A fraude com cartões bancários tem vindo a diminuir desde 2007 devido aos avanços da tecnologia, sendo mais de metade registada em transações na Internet, segundo um relatório do Banco Central Europeu (BCE).

Em 2011, o volume total de fraude nos 32 países pertencentes à Área Única de Pagamentos em Euros (SEPA) ascendeu a 1,16 mil milhões de euros (menos 5,8% do que em 2010), dos quais 56% resultaram de pagamentos sem apresentação física de cartão (por correio, telefone ou Internet).

Este tipo de fraude, designado por CNP (card-not-present) tem vindo «a registar uma trajetória ascendente» e um aumento, em termos absolutos, de 648 milhões de euros, em 2010, para 655 milhões, em 2011.

A maioria destes pagamentos (73%) foi feita através da Internet. No caso dos cartões de crédito e de débito diferido, usados sobretudo em transações na Internet e transfronteiras, um em cada 1100 euros (0,09%) foi usado numa transação fraudulenta.

Um quarto das fraudes com cartões aconteceu nos pontos de venda e cerca de um quinto nas caixas automáticas (Multibanco).

O relatório do BCE justifica a tendência de diminuição da fraude com as melhorias verificadas na segurança dos cartões, destacando a adoção generalizada dos chips como a mais importante.

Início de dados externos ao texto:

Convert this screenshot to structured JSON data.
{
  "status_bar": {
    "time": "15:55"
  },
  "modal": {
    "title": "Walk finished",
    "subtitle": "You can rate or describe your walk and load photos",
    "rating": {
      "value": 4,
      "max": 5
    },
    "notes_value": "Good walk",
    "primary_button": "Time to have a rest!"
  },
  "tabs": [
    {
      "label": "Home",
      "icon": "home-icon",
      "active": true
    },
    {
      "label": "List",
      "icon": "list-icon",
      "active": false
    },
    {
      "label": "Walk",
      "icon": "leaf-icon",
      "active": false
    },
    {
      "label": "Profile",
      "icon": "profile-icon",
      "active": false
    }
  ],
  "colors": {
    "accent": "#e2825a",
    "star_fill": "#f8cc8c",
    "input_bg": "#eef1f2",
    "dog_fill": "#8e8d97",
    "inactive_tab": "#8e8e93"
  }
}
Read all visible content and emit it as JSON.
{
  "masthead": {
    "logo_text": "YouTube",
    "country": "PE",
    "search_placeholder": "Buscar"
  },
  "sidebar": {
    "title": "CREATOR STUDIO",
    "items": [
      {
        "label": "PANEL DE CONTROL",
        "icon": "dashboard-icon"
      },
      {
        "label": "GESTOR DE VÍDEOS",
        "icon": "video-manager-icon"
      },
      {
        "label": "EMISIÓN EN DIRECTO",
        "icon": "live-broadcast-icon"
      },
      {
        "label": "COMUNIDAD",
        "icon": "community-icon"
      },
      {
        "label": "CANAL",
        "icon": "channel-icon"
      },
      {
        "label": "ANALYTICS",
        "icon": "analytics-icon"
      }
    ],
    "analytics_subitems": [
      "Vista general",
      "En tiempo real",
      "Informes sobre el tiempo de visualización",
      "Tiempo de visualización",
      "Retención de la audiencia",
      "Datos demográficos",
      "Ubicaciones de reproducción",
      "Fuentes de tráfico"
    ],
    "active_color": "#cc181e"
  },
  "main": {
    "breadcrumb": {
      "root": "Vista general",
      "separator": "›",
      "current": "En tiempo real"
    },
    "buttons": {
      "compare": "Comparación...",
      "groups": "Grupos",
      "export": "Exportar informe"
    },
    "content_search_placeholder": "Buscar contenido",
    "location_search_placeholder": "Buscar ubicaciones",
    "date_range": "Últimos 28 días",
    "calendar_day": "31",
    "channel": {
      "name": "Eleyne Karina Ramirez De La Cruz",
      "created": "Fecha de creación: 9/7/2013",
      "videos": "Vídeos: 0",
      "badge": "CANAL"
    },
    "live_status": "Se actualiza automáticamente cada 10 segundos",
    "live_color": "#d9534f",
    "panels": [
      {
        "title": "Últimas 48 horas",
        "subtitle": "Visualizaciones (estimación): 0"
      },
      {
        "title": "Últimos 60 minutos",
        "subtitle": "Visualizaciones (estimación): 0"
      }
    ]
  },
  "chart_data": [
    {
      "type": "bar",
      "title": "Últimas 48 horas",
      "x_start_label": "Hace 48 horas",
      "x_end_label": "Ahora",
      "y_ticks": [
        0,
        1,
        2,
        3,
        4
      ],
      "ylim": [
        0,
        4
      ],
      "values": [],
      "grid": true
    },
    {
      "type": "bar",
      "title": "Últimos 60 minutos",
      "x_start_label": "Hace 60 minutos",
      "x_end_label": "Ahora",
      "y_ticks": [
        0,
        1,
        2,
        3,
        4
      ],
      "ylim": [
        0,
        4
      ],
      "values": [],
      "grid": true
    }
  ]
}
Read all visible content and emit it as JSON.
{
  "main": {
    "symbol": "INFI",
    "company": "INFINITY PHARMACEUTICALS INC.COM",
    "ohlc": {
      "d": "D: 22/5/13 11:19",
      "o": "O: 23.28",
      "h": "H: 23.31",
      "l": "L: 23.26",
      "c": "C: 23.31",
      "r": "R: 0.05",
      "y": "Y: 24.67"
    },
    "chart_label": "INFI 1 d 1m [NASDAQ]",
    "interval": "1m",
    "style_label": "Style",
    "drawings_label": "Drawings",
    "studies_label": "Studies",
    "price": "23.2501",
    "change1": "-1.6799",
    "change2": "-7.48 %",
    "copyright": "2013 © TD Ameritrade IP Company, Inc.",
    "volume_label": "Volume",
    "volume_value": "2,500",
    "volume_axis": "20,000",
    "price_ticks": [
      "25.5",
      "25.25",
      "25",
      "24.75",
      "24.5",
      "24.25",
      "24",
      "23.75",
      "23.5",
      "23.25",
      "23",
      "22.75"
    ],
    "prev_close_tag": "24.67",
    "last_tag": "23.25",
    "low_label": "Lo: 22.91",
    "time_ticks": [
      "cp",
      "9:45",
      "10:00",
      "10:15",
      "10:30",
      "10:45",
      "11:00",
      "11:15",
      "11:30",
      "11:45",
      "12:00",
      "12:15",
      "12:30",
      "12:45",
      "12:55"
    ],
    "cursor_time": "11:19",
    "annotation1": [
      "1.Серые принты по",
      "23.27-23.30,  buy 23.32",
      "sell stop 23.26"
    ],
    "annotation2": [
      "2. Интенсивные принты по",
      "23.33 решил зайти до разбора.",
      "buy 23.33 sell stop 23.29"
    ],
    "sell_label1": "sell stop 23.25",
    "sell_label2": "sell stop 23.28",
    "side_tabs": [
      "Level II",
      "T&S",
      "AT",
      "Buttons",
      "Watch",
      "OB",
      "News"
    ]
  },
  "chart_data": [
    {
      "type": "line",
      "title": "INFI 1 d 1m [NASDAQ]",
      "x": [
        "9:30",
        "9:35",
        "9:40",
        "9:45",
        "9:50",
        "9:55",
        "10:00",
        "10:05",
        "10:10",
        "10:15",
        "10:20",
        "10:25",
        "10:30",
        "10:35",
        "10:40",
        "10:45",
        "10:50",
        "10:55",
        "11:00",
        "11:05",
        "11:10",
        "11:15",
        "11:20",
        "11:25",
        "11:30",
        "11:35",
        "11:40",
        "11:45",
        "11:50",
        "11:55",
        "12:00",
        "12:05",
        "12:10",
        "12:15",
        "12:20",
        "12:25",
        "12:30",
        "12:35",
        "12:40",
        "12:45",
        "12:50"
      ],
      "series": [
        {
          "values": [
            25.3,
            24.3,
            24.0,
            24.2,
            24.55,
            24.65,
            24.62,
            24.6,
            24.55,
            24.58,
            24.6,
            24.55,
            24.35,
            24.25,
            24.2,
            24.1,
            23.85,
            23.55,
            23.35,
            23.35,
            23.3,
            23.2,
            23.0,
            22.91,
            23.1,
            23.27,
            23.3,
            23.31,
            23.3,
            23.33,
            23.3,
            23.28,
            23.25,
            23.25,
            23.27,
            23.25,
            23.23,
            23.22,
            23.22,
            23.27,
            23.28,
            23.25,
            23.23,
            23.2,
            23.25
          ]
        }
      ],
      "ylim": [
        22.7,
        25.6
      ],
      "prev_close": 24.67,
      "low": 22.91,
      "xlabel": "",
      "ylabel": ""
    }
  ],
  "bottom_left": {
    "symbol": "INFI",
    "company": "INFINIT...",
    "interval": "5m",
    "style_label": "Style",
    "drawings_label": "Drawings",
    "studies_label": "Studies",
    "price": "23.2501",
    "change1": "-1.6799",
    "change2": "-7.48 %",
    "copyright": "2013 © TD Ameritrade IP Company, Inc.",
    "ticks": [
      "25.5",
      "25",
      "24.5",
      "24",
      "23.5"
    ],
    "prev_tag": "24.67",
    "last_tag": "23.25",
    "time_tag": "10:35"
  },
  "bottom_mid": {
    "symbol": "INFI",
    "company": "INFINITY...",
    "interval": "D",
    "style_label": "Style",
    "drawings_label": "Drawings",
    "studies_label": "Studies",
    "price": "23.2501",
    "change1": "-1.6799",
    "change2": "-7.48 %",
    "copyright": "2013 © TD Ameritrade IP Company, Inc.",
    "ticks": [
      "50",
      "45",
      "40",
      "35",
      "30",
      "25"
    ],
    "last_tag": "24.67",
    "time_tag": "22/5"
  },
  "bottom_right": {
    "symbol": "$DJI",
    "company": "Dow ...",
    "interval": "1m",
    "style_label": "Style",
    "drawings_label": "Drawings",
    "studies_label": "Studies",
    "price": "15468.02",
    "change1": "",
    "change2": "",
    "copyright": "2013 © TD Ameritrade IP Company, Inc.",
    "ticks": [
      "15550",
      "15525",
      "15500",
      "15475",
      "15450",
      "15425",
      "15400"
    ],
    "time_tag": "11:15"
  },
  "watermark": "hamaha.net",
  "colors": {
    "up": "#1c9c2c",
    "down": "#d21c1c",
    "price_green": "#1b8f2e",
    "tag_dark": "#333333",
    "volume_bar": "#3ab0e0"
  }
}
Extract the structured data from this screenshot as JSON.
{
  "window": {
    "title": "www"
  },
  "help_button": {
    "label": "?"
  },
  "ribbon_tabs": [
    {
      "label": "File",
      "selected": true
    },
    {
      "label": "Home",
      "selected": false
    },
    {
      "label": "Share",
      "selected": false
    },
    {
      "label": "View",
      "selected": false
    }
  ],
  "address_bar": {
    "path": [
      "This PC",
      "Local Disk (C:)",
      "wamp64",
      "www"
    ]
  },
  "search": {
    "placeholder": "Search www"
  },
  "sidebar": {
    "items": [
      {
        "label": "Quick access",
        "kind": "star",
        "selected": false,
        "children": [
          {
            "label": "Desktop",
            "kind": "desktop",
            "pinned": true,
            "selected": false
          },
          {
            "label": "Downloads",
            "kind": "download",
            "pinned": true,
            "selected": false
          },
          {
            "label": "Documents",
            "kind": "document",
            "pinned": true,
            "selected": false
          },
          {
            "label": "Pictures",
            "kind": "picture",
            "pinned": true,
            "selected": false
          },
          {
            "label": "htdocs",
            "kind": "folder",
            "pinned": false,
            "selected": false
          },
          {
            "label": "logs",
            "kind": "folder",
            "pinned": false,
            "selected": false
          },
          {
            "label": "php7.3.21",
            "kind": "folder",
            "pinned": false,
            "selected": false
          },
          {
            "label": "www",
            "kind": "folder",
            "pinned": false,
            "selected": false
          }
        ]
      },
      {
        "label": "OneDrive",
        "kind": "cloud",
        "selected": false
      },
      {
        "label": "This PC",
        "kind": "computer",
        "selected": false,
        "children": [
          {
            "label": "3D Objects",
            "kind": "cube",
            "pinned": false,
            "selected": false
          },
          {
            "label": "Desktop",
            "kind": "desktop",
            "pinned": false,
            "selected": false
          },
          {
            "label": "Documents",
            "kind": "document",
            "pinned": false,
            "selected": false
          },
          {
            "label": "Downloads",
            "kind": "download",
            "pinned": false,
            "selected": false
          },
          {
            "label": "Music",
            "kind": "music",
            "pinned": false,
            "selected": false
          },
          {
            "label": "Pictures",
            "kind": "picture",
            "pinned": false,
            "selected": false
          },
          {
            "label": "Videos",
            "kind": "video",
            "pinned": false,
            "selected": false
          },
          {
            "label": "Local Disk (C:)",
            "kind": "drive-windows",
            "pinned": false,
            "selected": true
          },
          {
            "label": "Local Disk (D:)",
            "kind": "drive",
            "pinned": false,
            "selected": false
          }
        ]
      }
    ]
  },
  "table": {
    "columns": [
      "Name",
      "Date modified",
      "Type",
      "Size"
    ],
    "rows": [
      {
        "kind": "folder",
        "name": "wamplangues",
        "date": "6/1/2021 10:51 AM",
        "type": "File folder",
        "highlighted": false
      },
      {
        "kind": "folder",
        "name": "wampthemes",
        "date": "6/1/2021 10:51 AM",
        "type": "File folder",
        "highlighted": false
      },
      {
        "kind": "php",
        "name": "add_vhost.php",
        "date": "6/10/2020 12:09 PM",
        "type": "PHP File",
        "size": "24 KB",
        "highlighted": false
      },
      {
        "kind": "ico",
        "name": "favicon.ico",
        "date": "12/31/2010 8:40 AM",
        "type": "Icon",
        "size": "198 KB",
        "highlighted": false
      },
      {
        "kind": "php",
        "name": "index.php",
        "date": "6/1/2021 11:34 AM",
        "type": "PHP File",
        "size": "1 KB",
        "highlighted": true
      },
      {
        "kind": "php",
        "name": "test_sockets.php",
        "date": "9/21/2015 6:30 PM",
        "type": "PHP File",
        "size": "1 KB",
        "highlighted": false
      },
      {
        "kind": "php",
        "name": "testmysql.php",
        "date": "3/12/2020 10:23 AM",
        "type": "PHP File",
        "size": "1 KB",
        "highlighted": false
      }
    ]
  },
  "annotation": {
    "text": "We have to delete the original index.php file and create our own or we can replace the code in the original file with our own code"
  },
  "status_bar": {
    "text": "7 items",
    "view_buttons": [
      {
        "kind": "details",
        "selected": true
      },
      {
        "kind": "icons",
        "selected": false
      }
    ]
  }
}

Porém, a fraude está a migrar para países onde esta tecnologia não está tão desenvolvida.

Em 2011, cerca de 78% do total da fraude com cartões falsificados ocorreu fora da SEPA.

Entre 2007 e 2011, o montante global das fraudes diminuiu 7,6%, enquanto o valor total das transações aumentou 10,3%, atingindo quase 3,3 biliões de euros por ano.

Em termos relativos, a percentagem de fraude em relação ao total das transações caiu para 0,036% em 2011, comparativamente aos 0,040% em 2010 e 0,044% em 2007.

O relatório foi elaborado pelo Eurosistema (o BCE e os 17 bancos centrais nacionais da zona euro) e usou dados de 25 sistemas de pagamento com cartões em 32 países, os 27 Estados-membros da União Europeia, mais a Islândia, o Liechtenstein, o Mónaco e a Suíça.

Portugal é, num conjunto de 32 países, o quarto maior utilizador de cartões bancários, mas surge no final da tabela quanto à percentagem de fraudes em proporção das transações, segundo um relatório do Banco Central Europeu publicado hoje.

O relatório do BCE mostra que existem grandes variações nos países da União Europeia quanto à utilização de cartões bancários, entre um mínimo de 0,6 cartões por habitante da Roménia e os 3,3 do Luxemburgo, o número de pagamentos por ano e por habitante, que vão dos 16 da Roménia aos 236 da Finlândia, enquanto o valor das transações vai dos 12.738 euros do Reino Unido aos 1.294 da Roménia.

Portugal, com uma média de 1,9 cartões por habitante, surge em quarto lugar, a seguir ao Luxemburgo (3,3), Reino Unido (2,3) e Suécia (2,1) e acima da média da União Europeia (1,4). Surge em sétimo lugar no que diz respeito ao número de pagamentos por ano e por habitante (158) e em décimo no que diz respeito ao valor das transações, com 8.067 euros.